Since the ability to search efficiently is now a key productivity factor, it follows that businesses should think twice before allowing themselves to be bribed into enforcing search preferences. Better to evaluate the search engines, and maybe give some training in how to use them.

 

Technorati tags: , ,

Farewell to the Times Reader

Fired up the New York Times Reader today, to be greeted by a message:

This note is to let you know that the beta period will be ending in two weeks. Times Reader will launch as a subscription service on March 27. It will cost $14.95 a month or $165 a year.

Times Reader, you will recall, is a fantastic WPF (Windows Presentation Foundation) application for reading online content. It works offline and nicely demonstrates how rich Internet applications can improve on web browsers.

In one sense I have no quibble with the price. I believe journalism is worth paying for; and $15.00 a month is not excessive.
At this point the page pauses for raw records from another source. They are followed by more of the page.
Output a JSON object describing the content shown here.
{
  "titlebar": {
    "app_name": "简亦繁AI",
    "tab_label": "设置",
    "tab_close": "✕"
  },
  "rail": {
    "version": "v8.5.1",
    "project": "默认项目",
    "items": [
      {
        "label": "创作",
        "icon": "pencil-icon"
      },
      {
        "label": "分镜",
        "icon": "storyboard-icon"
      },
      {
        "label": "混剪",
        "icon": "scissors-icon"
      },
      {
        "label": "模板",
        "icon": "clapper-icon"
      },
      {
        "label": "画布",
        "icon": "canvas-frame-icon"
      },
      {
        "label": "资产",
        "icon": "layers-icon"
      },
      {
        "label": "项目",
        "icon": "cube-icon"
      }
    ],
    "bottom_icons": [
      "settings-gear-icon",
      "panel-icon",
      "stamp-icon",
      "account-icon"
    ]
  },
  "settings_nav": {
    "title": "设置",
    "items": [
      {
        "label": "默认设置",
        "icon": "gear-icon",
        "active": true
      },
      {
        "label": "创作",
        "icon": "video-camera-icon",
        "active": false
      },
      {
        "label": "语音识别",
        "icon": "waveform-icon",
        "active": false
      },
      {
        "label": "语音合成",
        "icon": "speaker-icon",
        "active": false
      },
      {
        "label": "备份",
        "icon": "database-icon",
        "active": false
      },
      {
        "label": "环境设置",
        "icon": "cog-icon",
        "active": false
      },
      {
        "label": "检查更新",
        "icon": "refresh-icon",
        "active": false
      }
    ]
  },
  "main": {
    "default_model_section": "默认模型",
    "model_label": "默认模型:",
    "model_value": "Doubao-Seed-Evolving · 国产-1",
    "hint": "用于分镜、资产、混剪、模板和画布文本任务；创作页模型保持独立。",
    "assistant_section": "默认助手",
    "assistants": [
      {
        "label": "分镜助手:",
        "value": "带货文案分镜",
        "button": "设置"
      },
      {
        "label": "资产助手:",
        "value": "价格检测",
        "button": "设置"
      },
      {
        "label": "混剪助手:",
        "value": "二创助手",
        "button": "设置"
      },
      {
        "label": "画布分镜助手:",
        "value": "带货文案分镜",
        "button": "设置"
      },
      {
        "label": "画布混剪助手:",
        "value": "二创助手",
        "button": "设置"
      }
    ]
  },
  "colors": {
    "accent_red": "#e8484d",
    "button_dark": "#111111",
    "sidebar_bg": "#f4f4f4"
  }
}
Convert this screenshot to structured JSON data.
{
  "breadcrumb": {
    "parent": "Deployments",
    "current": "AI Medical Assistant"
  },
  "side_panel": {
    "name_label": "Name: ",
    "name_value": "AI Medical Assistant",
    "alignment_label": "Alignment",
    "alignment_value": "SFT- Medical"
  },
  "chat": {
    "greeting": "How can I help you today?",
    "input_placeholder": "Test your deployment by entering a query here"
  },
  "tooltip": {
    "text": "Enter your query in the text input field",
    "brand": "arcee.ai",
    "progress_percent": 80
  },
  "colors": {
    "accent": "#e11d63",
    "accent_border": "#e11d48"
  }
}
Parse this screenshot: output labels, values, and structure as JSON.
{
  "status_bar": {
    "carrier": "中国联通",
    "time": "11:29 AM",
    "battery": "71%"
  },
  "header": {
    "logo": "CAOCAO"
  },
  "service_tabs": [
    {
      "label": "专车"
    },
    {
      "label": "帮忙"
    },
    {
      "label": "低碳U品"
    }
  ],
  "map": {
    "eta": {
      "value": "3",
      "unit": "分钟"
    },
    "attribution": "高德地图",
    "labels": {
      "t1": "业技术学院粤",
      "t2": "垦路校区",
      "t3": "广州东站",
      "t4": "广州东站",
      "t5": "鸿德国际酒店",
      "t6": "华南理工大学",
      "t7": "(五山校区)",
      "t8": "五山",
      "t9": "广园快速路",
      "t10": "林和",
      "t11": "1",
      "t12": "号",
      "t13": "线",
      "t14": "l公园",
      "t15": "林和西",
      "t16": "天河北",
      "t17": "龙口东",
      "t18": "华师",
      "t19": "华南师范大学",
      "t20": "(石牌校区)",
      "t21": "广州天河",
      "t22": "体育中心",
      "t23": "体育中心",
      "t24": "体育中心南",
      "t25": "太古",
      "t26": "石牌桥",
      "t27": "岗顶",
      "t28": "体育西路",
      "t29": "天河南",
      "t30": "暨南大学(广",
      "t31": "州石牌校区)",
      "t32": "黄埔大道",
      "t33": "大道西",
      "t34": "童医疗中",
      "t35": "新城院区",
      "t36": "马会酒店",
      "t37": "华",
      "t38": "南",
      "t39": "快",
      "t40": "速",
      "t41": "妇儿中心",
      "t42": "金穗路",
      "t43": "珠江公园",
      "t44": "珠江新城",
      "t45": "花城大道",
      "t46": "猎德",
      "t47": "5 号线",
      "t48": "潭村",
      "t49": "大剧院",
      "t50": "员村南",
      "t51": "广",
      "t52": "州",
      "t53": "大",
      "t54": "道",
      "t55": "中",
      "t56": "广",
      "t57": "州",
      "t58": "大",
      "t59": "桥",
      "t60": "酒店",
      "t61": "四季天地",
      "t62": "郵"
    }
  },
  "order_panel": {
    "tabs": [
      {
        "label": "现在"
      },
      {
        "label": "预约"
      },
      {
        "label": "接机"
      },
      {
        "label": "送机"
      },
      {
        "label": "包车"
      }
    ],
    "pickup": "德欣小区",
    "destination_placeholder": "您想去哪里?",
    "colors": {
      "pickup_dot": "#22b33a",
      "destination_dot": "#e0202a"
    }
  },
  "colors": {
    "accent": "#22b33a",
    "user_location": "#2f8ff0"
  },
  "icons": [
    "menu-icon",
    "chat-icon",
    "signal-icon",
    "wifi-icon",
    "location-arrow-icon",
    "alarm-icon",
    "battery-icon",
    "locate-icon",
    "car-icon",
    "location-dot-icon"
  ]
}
Unfortunately it’s not good value for me, nor I suspect for many others who have tried the beta. For starters, I’m in the UK which makes much of what is in the NYT of less interest. Second, I have access to a ton of free content – starting perhaps with bbc.co.uk along with innumerable blogs – and I don’t have time to read as much of that as I would like. The subscription model makes no sense for this kind of general content.

The NYT would do better to continue providing free Reader content. Give subscribers some extras like premium content, or earlier access to articles, or less intrusive advertising.

I understand the pressures though. It’s an unsolved problem.

 

Technorati tags: , ,

Scrum: good but not that good

Jeff Sutherland, co-creator of the Scrum development methodology, gave a talk at QCon on Agile Project Management: Lessons learned at Google. The session was packed; I’m realising that this is as much an Agile crowd as it is a Java crowd.

This was a fascinating session though not in the way that I’d expected. There was a fair amount about Google but not that much about how it uses Scrum, more about the overall characteristics of the company, its flat, team-based management structure, and of course how much money it makes. There is plenty of good sense in Scrum; it facilitates communication, surfaces problems, and promotes sane prioritisation. A key insight is that software development is not just about technology; it is also about people. “Scrum is the only process that makes personal issues as important as technical issues,” says Sutherland.

That said, I didn’t much enjoy this talk. It came over more as a Scrum marketing pitch than what I’d hoped for, which was a real-world account of a Scrum implementation. Listening to Sutherland you get the impression that Scrum is the One True Way; nothing else will do. Adopt Scrum and succeed; do anything else and (if you have competition) your company will fail.

Sutherland is a master motivator. We hear a lot about success. There are little anecdotes about soldiers climbing ridges. Along with Google, we learn about another company Sutherland admires, Toyota, and its secret of success which he calls The Toyota Way.

I don’t doubt the value of Scrum as a process; but I question whether it is only right way to develop software.